Anomalo automates the process
Founded by former Instacart executives Elliot Shmukler and Jeremy Stanley, Anomalo addresses this by monitoring enterprise data and automatically detecting data issues.
The solution leverages machine learning to validate ever-evolving datasets in almost real-time and flag unusual changes. When it detects an issue, a rich set of visualizations to contextualize and explain the problem, as well as an instant root-cause analysis that points to the likely source of the issue is surfaced. This enables developers to resolve the hiccups with their data, down to individual rows and columns, before it is used to power analytics or AI models and save precious time.
If required, enterprise users can also set up custom validations and add no-code rules to track key metrics for datasets they care about.
How to connect with Databricks?
Anomalo can be used as a cloud-based software-as-a-service (SaaS) platform or as a remotely managed VPC deployment. The solution even offers web and Slack notifications with data analyses, visualizations, and statistical summaries.
To get started, enterprise users simply need to log into Anomalo, connect their Databricks instance as a new data source by entering the server hostname and HTTP path, and select the tables they want to monitor for data quality issues. Once this is done, the solution will automatically monitor the data freshness, volumes, missing values and anomalies.
The entire process takes less than five minutes and requires no major configuration or coding efforts.

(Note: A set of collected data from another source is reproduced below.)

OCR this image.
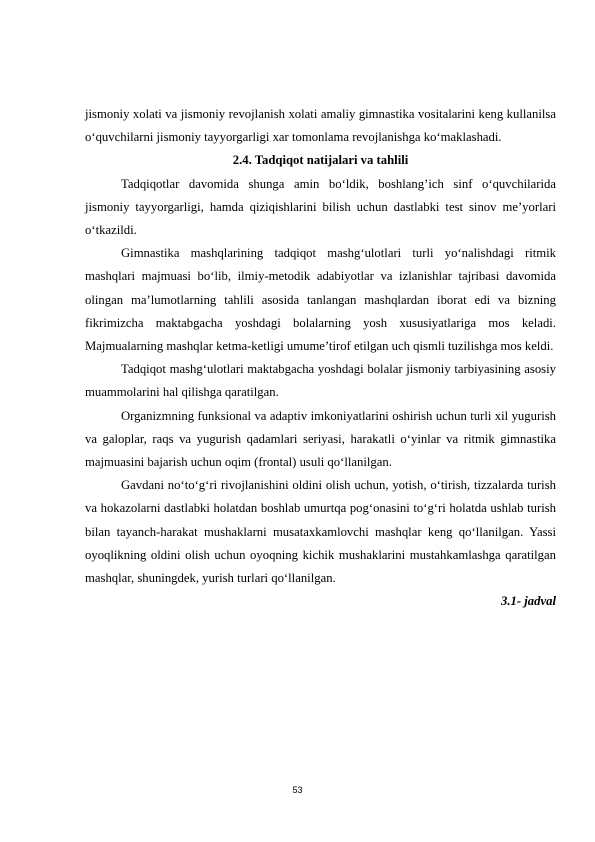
jismoniy xolati va jismoniy revojlanish xolati amaliy gimnastika vositalarini keng kullanilsa o‘quvchilarni jismoniy tayyorgarligi xar tomonlama revojlanishga ko‘maklashadi.

2.4. Tadqiqot natijalari va tahlili

Tadqiqotlar davomida shunga amin bo‘ldik, boshlang’ich sinf o‘quvchilarida jismoniy tayyorgarligi, hamda qiziqishlarini bilish uchun dastlabki test sinov me’yorlari o‘tkazildi.

Gimnastika mashqlarining tadqiqot mashg‘ulotlari turli yo‘nalishdagi ritmik mashqlari majmuasi bo‘lib, ilmiy-metodik adabiyotlar va izlanishlar tajribasi davomida olingan ma’lumotlarning tahlili asosida tanlangan mashqlardan iborat edi va bizning fikrimizcha maktabgacha yoshdagi bolalarning yosh xususiyatlariga mos keladi. Majmualarning mashqlar ketma-ketligi umume’tirof etilgan uch qismli tuzilishga mos keldi.

Tadqiqot mashg‘ulotlari maktabgacha yoshdagi bolalar jismoniy tarbiyasining asosiy muammolarini hal qilishga qaratilgan.

Organizmning funksional va adaptiv imkoniyatlarini oshirish uchun turli xil yugurish va galoplar, raqs va yugurish qadamlari seriyasi, harakatli o‘yinlar va ritmik gimnastika majmuasini bajarish uchun oqim (frontal) usuli qo‘llanilgan.

Gavdani no‘to‘g‘ri rivojlanishini oldini olish uchun, yotish, o‘tirish, tizzalarda turish va hokazolarni dastlabki holatdan boshlab umurtqa pog‘onasini to‘g‘ri holatda ushlab turish bilan tayanch-harakat mushaklarni musataxkamlovchi mashqlar keng qo‘llanilgan. Yassi oyoqlikning oldini olish uchun oyoqning kichik mushaklarini mustahkamlashga qaratilgan mashqlar, shuningdek, yurish turlari qo‘llanilgan.

3.1- jadval

53
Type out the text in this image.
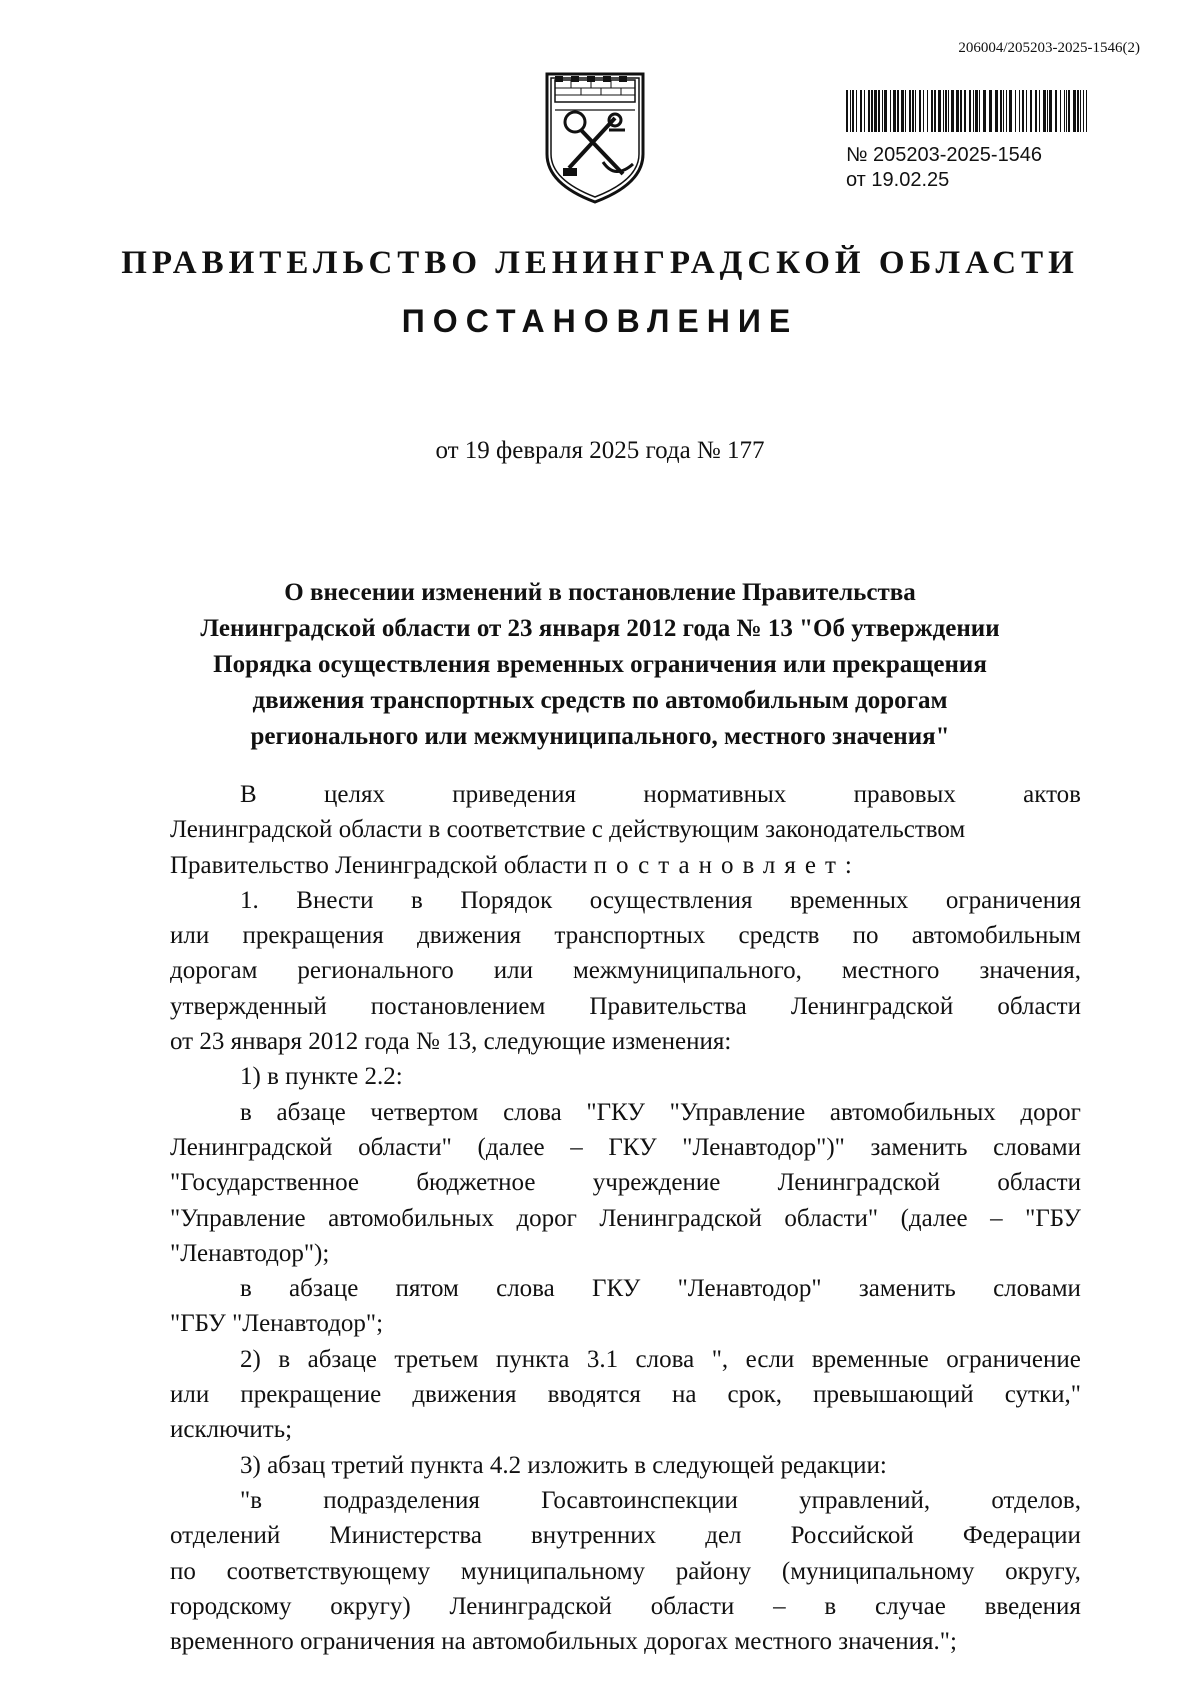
206004/205203-2025-1546(2)
№ 205203-2025-1546
от 19.02.25
ПРАВИТЕЛЬСТВО ЛЕНИНГРАДСКОЙ ОБЛАСТИ
ПОСТАНОВЛЕНИЕ
от 19 февраля 2025 года № 177
О внесении изменений в постановление Правительства
Ленинградской области от 23 января 2012 года № 13 "Об утверждении
Порядка осуществления временных ограничения или прекращения
движения транспортных средств по автомобильным дорогам
регионального или межмуниципального, местного значения"
В	целях	приведения	нормативных	правовых	актов
Ленинградской области в соответствие с действующим законодательством
Правительство Ленинградской области постановляет:
1. Внести в Порядок осуществления временных ограничения
или прекращения движения транспортных средств по автомобильным
дорогам регионального или межмуниципального, местного значения,
утвержденный постановлением Правительства Ленинградской области
от 23 января 2012 года № 13, следующие изменения:
1) в пункте 2.2:
в абзаце четвертом слова "ГКУ "Управление автомобильных дорог
Ленинградской области" (далее – ГКУ "Ленавтодор")" заменить словами
"Государственное бюджетное учреждение Ленинградской области
"Управление автомобильных дорог Ленинградской области" (далее – "ГБУ
"Ленавтодор");
в абзаце пятом слова ГКУ "Ленавтодор" заменить словами
"ГБУ "Ленавтодор";
2) в абзаце третьем пункта 3.1 слова ", если временные ограничение
или прекращение движения вводятся на срок, превышающий сутки,"
исключить;
3) абзац третий пункта 4.2 изложить в следующей редакции:
"в подразделения Госавтоинспекции управлений, отделов,
отделений Министерства внутренних дел Российской Федерации
по соответствующему муниципальному району (муниципальному округу,
городскому округу) Ленинградской области – в случае введения
временного ограничения на автомобильных дорогах местного значения.";
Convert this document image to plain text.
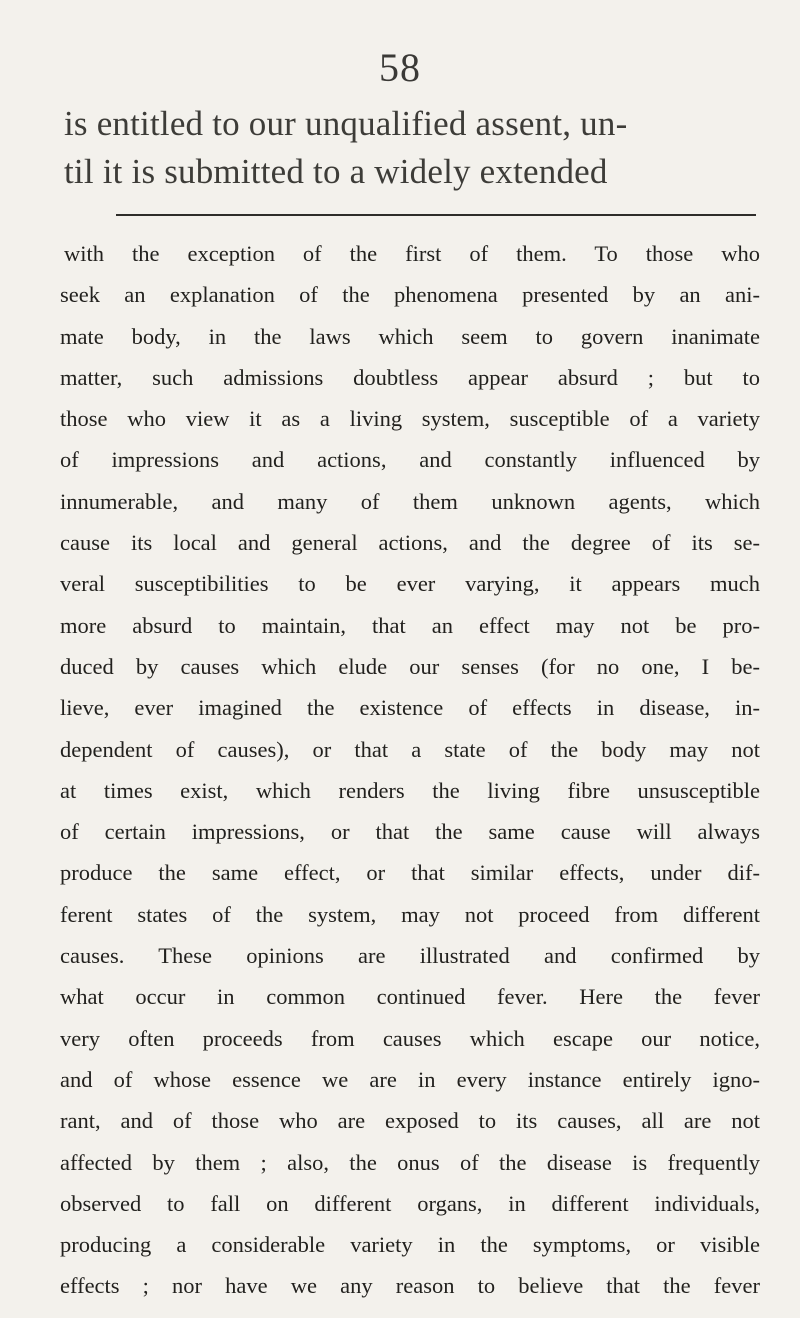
58
is entitled to our unqualified assent, un-
til it is submitted to a widely extended
with the exception of the first of them. To those who
seek an explanation of the phenomena presented by an ani-
mate body, in the laws which seem to govern inanimate
matter, such admissions doubtless appear absurd ; but to
those who view it as a living system, susceptible of a variety
of impressions and actions, and constantly influenced by
innumerable, and many of them unknown agents, which
cause its local and general actions, and the degree of its se-
veral susceptibilities to be ever varying, it appears much
more absurd to maintain, that an effect may not be pro-
duced by causes which elude our senses (for no one, I be-
lieve, ever imagined the existence of effects in disease, in-
dependent of causes), or that a state of the body may not
at times exist, which renders the living fibre unsusceptible
of certain impressions, or that the same cause will always
produce the same effect, or that similar effects, under dif-
ferent states of the system, may not proceed from different
causes. These opinions are illustrated and confirmed by
what occur in common continued fever. Here the fever
very often proceeds from causes which escape our notice,
and of whose essence we are in every instance entirely igno-
rant, and of those who are exposed to its causes, all are not
affected by them ; also, the onus of the disease is frequently
observed to fall on different organs, in different individuals,
producing a considerable variety in the symptoms, or visible
effects ; nor have we any reason to believe that the fever
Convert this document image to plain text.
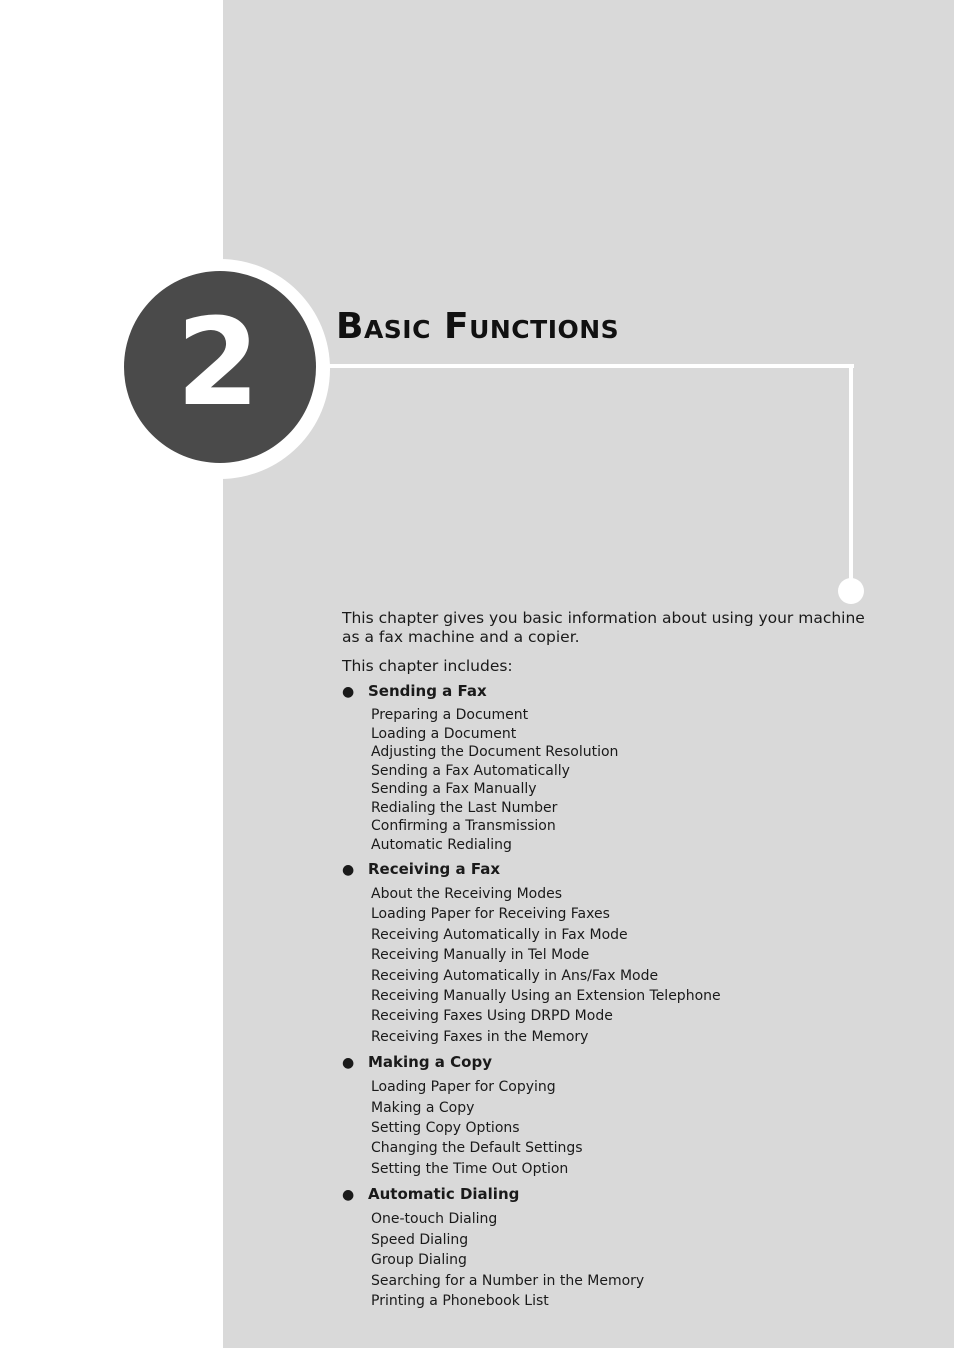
2 Basic Functions

This chapter gives you basic information about using your machine as a fax machine and a copier.

This chapter includes:

● Sending a Fax
Preparing a Document
Loading a Document
Adjusting the Document Resolution
Sending a Fax Automatically
Sending a Fax Manually
Redialing the Last Number
Confirming a Transmission
Automatic Redialing
● Receiving a Fax
About the Receiving Modes
Loading Paper for Receiving Faxes
Receiving Automatically in Fax Mode
Receiving Manually in Tel Mode
Receiving Automatically in Ans/Fax Mode
Receiving Manually Using an Extension Telephone
Receiving Faxes Using DRPD Mode
Receiving Faxes in the Memory
● Making a Copy
Loading Paper for Copying
Making a Copy
Setting Copy Options
Changing the Default Settings
Setting the Time Out Option
● Automatic Dialing
One-touch Dialing
Speed Dialing
Group Dialing
Searching for a Number in the Memory
Printing a Phonebook List
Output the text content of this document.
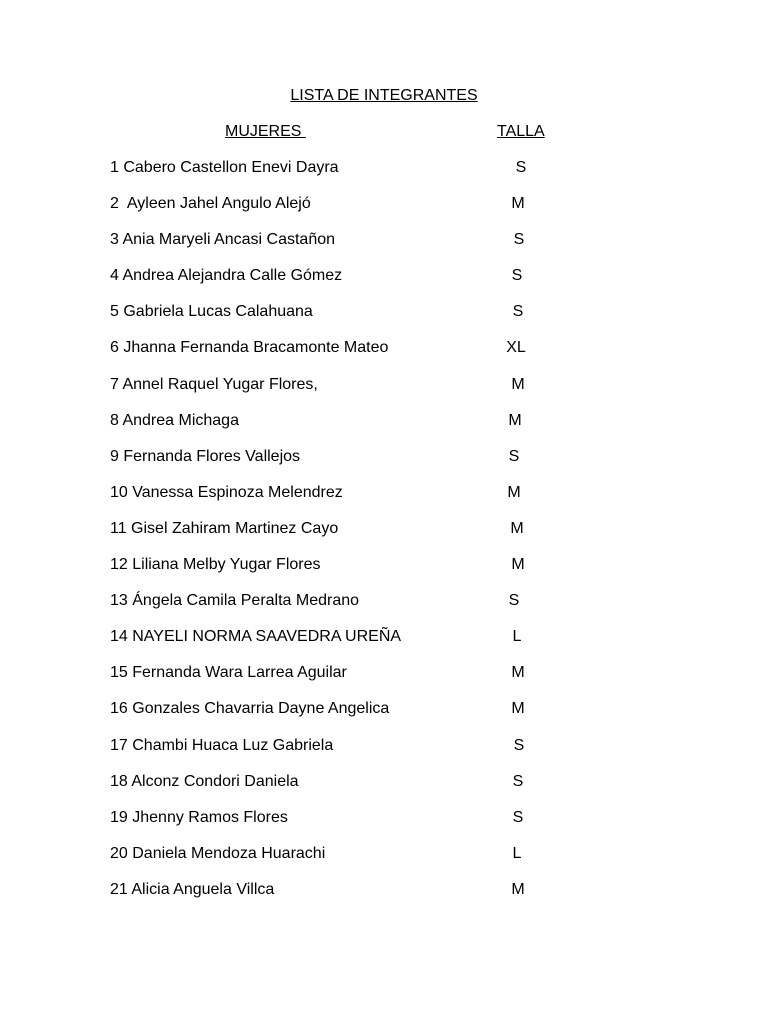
LISTA DE INTEGRANTES
MUJERES	TALLA
1 Cabero Castellon Enevi Dayra	S
2  Ayleen Jahel Angulo Alejó	M
3 Ania Maryeli Ancasi Castañon	S
4 Andrea Alejandra Calle Gómez	S
5 Gabriela Lucas Calahuana	S
6 Jhanna Fernanda Bracamonte Mateo	XL
7 Annel Raquel Yugar Flores,	M
8 Andrea Michaga	M
9 Fernanda Flores Vallejos	S
10 Vanessa Espinoza Melendrez	M
11 Gisel Zahiram Martinez Cayo	M
12 Liliana Melby Yugar Flores	M
13 Ángela Camila Peralta Medrano	S
14 NAYELI NORMA SAAVEDRA UREÑA	L
15 Fernanda Wara Larrea Aguilar	M
16 Gonzales Chavarria Dayne Angelica	M
17 Chambi Huaca Luz Gabriela	S
18 Alconz Condori Daniela	S
19 Jhenny Ramos Flores	S
20 Daniela Mendoza Huarachi	L
21 Alicia Anguela Villca	M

Plus, along with issue alerts, users also get to use Anomalo’s Pulse dashboard which provides an overview of data health, complete with insights into data coverage, arrival times, trends, repeat offenders among other things.
Snowflake already connects to Anomalo
While Databricks support in Anomalo will play a major role in helping lakehouse users monitor the quality of their data, it is worth noting that this is not the first integration for the data quality platform. The solution also connects to other data repositories, including Snowflake’s data cloud. It counts itself as a Snowflake Select Partner.